Smacking home the bacon ASMR
Although his reach is relatively small, Dennis Hodel, whose “day job” is as a freelancer in online marketing, is testing out means of monetizing the reach he has. Four of his fans support him through membership platform Patreon. “I believe that it has the potential to be very big,” he says. “Food ASMR is steadily gaining more traction than most people would think. And the people the genre resonates with are normal people like you and me, who use the videos to relax or to work up an appetite.”
He says he has had two co-ops with brands: One with Tokyo Treats, a Japanese company that specializes in snack and sweets boxes, and chilli sauce brand “Food Narco Hot Sauce”. Both brands contacted him, but he does proactively contact companies with co-op pitches. To this point, he has generated a modest 4-figure revenue, stemming from about a 10-hour weekly commitment, which covers preparation, actual filming, editing and community management.

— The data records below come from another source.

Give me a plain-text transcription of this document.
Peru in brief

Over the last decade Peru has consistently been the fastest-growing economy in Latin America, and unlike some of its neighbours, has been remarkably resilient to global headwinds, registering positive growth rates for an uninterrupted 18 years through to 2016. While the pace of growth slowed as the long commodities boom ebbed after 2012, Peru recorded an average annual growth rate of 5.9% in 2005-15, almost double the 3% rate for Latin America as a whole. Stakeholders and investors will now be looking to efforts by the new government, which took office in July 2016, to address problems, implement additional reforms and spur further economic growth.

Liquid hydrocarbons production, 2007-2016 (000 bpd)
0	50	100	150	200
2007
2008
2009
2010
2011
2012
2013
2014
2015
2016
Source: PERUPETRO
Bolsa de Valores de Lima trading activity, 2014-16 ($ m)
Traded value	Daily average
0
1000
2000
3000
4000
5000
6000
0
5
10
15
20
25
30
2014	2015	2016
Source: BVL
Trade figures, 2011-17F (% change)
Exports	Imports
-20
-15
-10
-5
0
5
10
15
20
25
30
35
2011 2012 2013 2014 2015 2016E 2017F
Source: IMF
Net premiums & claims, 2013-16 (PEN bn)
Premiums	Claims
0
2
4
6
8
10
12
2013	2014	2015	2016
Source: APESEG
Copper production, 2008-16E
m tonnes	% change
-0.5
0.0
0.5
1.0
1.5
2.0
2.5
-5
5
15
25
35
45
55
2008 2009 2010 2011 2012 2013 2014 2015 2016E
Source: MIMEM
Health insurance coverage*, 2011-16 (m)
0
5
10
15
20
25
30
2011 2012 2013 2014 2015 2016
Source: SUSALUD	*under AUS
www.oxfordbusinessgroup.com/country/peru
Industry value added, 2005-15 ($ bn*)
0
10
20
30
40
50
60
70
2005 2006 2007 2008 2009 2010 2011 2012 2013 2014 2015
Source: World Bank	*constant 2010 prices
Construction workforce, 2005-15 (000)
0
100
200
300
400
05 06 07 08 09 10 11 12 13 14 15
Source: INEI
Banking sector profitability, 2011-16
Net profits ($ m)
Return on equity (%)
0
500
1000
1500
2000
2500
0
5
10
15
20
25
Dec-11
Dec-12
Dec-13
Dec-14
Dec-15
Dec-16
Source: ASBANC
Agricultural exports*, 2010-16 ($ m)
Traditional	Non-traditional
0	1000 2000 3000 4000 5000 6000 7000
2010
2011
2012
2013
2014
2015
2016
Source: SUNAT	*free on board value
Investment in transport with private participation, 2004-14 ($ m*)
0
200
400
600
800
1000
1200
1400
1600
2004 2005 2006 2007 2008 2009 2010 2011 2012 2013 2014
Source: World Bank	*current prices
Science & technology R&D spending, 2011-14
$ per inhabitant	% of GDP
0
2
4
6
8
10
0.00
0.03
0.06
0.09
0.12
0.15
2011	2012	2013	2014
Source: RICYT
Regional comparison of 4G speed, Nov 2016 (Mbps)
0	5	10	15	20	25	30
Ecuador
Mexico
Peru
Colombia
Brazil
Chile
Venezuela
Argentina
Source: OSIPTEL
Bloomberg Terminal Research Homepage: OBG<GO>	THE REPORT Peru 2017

If Hodel’s channel continues to grow at this pace, it’s pretty likely that he will land more deals. The ASMR genre has been around for just about a decade; numerous brands have discovered the potential and implemented ASMR videos for promotional purposes. That list includes KFC, Ikea, Dove and Anheuser-Busch, who created an ASMR ad for Michelob Ultra that ran during the Super Bowl. The birthplace of food AMSR figures to be South Korea, where it is known as “Mukbang,” which feature live broadcasts of people eating copious amounts of food and have reached millions of hungry ears for years.